The germanium crystal documented here comes from the estate of Professor Heinz Beneking. Professor Beneking was one of the first to carry out research and teaching in the field of semiconductor technology in Germany. He worked at the RWTH Aachen.

The germanium disk was certainly cut from a longer crystal pulled from a melt. This slice was then cut horizontally and vertically to produce rods of the same size. Some of the rods were broken out of the crystal. As will become clear, it must be germanium.

The crystal comes with the paper shown here. According to this, transistors should be made from it.

A comparison with a CR2032 button cell shows that the crystal disk is not very large.

Over time quite some dirt has accumulated in the gaps.

The dimensions of the rods are 0,6mm x 0,6mm x 1,8mm. The surface is surprisingly smooth. Perhaps the surface was etched after sawing. This would make sense, as impurities and dirt on the surface can have a negative effect on the properties of the later transistors.

The fifth edition of the “General Electric Transistor Manual” explains what is behind the term metlback. It is a lesser known method of creating an NPN transistor. In principle, the process works with both germanium and silicon, although it was usually used with germanium crystals.
First, n and p doping are introduced into a germanium crystal so that the n doping is dominant. The crystal is cut into rods, attached with one side to a heat sink and heated until the other side melts. If the melt is allowed to cool, it first recrystallizes slowly at the still solid area and then increasingly faster towards the end. The incorporation of n and p dopant atoms depends in part on the speed of crystallization. Gallium, which is usually used as a p-dopant, is hardly influenced by the speed of recrystallization. Antimony, which is usually used as an n-dopant, builds up more strongly in the crystal structure the faster the crystallization takes place. This physical effect ensures that a layer is formed on the non-melted rod that has a dominant p-doping, while the n-doping predominates again in the remaining area. This results in the desired NPN structure.

In the book “Getting Started With Transistors”, Lous E. Garner shows what a transistor with a so-called meltback junction usually looks like.

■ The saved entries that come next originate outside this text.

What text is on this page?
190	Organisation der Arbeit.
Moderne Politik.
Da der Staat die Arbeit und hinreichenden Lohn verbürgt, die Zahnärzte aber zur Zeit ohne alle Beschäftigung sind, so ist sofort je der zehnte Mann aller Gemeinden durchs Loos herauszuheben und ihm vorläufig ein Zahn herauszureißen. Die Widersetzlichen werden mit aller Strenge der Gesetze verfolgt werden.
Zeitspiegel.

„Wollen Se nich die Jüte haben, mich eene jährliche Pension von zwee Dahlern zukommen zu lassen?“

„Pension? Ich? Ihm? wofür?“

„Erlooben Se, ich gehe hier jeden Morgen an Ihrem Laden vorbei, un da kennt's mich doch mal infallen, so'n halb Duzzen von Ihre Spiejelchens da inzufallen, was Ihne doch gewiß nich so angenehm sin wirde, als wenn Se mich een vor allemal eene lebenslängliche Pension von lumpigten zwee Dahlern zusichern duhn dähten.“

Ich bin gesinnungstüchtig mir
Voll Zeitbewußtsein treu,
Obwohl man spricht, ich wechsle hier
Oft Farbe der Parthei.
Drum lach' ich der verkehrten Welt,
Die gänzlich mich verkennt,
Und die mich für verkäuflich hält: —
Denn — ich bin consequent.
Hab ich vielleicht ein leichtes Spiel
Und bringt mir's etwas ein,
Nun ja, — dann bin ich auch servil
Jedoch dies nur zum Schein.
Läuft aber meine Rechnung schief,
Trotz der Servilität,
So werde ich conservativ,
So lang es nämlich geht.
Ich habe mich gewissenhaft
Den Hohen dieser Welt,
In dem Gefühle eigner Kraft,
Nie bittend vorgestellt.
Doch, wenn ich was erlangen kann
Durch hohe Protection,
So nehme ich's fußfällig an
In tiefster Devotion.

However, the term meltback is also used in another context. Robert Widlar is the author of a training document entitled “Transistors”, which was used in the “Department of Weapons Training Lowry Air Force Base Colorado”. The fifth chapter of this document describes another way to create NPN transistors. This involves pulling a germanium crystal from a melt containing n- and p-dopants, with the n-dopant (antimony) dominating. By increasing the temperature of the melt, the growth rate of the crystal can be reduced. The physical relationship described above then ensures that the p-dopant dominates in this area.
If the temperature of the melt is increased a little more during this process, part of the crystal that has already been produced melts again. As a result, the transition to the p-type semiconductor, which occurred when the temperature was first increased, melts again and an advantageous, more abrupt transition occurs. This process is also referred to as meltback. The germanium crystal handed down by Professor Beneking is certainly the variant in which the germanium rods still have to be melted. This is clear due to the paper which describes that transistors should be built by meltback.